Key eurostat functions allow to find the table_code, download the eurostat table and polish labels in the table.
Find the table code
The search_eurostat(pattern, …) function scans the directory of Eurostat tables and returns codes and descriptions of tables that match pattern.
# install.packages("eurostat")
library(eurostat)
query <- search_eurostat("road", type = "table")
query[3:100,1:2]
Download the table
The get_eurostat(id, time_format = “date”, filters = “none”, type = “code”, cache = TRUE, …) function downloads the requested table from the Eurostat bulk download facility or from The Eurostat Web Services JSON API (if filters are defined). Downloaded data is cached (if cache=TRUE). Additional arguments define how to read the time column (time_format) and if table dimensions shall be kept as codes or converted to labels (type).
dat <- get_eurostat(id = "sdg_11_40", time_format = "num")
## Table sdg_11_40 cached at C:\Users\ncloud\AppData\Local\Temp\2\RtmpmmhtcB/eurostat/sdg_11_40_num_code_TF.rds
head(dat)
Add labels
The label_eurostat(x, lang = “en”, …) gets definitions for Eurostat codes and replace them with labels in given language (“en”, “fr” or “de”).
dat <- label_eurostat(dat)
head(dat, 10)
The get_eurostat() function returns tibbles in the long format.
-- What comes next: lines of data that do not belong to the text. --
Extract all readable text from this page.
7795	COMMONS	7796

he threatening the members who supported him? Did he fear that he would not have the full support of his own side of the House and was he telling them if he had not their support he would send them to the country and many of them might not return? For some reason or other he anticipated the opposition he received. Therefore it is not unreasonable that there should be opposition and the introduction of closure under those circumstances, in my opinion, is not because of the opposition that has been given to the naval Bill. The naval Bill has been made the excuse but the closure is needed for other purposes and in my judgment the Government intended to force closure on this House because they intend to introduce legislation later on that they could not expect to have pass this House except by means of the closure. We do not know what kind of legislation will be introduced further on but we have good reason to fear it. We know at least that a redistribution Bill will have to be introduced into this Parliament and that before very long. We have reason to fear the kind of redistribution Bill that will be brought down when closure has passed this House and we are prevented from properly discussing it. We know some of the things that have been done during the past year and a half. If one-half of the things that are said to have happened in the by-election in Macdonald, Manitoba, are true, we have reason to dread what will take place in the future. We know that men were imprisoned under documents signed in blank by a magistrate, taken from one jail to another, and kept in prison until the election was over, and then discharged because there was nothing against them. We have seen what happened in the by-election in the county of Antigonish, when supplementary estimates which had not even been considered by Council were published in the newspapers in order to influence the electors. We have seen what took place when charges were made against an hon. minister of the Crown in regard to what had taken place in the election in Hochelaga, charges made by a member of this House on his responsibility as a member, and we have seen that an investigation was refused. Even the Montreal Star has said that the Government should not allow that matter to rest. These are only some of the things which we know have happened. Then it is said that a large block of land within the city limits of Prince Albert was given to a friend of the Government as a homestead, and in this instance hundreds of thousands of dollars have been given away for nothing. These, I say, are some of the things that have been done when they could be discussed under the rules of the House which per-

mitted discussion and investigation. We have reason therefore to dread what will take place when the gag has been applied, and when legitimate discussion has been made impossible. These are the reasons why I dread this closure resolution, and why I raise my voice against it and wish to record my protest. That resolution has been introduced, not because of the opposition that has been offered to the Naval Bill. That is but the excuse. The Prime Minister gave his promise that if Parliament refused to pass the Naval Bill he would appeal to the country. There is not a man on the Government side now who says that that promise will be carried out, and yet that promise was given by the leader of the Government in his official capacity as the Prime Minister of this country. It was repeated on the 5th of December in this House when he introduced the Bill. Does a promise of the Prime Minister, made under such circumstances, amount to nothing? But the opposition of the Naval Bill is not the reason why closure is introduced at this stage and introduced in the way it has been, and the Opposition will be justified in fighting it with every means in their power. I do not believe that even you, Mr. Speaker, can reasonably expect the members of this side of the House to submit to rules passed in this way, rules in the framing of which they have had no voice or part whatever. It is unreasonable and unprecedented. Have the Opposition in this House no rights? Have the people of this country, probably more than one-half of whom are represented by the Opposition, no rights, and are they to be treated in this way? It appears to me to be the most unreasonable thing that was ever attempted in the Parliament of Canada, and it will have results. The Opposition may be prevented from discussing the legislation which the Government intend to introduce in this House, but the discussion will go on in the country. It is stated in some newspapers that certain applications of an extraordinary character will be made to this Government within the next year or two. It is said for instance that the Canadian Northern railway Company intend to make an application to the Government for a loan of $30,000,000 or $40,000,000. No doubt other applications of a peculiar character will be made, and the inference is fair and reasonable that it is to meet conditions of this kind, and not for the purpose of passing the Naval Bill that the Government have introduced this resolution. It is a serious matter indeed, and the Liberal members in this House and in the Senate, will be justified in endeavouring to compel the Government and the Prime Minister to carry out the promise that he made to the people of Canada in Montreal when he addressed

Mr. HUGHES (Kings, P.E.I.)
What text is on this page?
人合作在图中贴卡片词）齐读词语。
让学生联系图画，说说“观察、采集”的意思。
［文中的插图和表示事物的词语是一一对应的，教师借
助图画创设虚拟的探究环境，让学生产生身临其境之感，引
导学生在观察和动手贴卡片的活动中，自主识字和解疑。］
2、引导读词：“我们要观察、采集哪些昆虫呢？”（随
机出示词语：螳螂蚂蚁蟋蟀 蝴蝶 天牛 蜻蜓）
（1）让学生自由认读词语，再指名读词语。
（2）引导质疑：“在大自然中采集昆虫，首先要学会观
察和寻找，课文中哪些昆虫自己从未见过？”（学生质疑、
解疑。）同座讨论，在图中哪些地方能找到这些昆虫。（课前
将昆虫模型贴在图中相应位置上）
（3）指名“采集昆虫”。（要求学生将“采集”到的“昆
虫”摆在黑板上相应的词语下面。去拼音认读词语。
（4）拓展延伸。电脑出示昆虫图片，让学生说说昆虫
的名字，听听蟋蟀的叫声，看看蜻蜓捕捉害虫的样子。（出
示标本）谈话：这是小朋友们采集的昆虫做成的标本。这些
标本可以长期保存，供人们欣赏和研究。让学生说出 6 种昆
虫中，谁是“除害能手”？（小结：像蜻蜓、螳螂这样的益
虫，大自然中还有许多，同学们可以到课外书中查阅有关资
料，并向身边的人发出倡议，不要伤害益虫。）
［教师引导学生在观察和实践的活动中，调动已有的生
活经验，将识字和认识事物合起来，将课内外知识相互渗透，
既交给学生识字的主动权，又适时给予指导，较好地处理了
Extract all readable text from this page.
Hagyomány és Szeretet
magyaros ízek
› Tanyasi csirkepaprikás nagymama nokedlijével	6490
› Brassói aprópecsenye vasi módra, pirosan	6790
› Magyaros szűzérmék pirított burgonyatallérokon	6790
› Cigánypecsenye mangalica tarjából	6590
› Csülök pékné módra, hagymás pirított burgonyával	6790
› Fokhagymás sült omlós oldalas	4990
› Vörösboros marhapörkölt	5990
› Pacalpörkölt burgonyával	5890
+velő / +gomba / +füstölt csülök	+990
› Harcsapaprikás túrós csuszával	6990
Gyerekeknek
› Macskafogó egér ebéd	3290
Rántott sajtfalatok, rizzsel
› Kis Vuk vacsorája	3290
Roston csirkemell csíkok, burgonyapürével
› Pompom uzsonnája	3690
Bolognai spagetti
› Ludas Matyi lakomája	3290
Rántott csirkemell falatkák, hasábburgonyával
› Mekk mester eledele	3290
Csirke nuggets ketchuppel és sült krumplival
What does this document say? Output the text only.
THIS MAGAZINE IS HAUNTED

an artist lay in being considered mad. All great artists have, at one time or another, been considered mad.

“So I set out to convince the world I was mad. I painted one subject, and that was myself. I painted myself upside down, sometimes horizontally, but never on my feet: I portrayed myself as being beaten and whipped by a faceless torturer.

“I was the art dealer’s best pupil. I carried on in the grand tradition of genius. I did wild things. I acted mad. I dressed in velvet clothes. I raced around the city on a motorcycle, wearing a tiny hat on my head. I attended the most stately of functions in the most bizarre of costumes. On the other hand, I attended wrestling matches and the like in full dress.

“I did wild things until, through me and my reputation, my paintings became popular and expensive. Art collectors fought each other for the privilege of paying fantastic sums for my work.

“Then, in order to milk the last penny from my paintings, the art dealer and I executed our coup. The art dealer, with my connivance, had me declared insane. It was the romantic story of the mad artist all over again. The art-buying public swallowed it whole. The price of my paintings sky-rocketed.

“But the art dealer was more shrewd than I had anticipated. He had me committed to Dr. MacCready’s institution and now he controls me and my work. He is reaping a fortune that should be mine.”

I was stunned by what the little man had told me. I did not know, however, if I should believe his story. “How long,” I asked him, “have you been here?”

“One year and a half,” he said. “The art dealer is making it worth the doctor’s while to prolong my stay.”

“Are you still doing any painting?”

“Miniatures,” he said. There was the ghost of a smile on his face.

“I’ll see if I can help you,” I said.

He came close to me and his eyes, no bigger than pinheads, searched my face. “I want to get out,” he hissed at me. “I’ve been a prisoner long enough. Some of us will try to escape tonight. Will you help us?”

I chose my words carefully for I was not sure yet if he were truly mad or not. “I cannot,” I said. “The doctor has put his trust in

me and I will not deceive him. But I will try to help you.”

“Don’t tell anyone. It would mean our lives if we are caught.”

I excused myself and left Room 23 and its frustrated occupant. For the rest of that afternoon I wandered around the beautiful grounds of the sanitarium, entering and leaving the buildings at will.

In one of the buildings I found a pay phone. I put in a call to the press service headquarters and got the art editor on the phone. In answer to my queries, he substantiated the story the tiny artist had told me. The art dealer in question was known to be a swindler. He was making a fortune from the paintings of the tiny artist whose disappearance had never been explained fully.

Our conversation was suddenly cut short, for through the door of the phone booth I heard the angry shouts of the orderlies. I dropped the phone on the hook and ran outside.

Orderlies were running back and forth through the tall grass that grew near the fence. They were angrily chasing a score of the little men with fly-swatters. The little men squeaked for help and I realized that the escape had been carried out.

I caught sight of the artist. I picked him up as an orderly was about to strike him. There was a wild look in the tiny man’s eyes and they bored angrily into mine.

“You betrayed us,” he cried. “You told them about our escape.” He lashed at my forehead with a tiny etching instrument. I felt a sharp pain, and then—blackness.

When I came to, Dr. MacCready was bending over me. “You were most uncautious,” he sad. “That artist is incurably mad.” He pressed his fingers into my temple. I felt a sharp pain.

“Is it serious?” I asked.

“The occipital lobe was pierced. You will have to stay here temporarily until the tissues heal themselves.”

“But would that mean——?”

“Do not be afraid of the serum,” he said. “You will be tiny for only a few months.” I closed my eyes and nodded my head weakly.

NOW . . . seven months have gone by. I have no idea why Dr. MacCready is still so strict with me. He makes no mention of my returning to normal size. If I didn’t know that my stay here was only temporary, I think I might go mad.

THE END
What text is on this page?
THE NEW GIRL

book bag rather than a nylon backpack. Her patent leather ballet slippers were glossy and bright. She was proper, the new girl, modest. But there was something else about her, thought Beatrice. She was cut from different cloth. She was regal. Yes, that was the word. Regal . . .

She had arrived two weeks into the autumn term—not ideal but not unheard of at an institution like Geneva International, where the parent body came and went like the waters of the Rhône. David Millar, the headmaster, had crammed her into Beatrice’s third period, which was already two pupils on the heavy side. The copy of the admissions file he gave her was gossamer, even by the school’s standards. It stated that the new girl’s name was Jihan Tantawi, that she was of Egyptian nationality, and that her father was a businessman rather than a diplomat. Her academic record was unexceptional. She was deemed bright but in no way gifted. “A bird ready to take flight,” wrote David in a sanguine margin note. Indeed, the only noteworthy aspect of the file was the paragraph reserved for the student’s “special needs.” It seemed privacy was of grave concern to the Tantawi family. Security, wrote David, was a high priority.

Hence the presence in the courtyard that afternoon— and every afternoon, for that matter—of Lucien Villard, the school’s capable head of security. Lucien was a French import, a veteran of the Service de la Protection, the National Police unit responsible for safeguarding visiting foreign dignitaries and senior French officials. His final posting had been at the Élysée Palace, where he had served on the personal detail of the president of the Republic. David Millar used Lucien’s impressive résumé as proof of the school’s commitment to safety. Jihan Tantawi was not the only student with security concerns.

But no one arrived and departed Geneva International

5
Packages dplyr and tidyr are well suited to transform these objects. The ggplot2 package is well suited to plot these objects.
t1 <- get_eurostat("sdg_11_40", filters = list(geo = c("UK", "FR", "PL", "ES", "PT"), unit = c("NR")))
t1
library(ggplot2)
ggplot(t1, aes(x = time, y = values, color = geo, group = geo, shape = geo)) +
geom_point(size = 2) +
geom_line() +
theme_bw() +
labs(title="Road accidents", x = "Year", y = "Victims")
library("dplyr")
t2 <- t1 %>% filter(time == "2014-01-01")
ggplot(t2, aes(geo, values, fill=geo)) +
geom_bar(stat = "identity") + theme_bw() +
theme(legend.position = "none")+
labs(title="Road accidents in 2014", x="", y="Victims")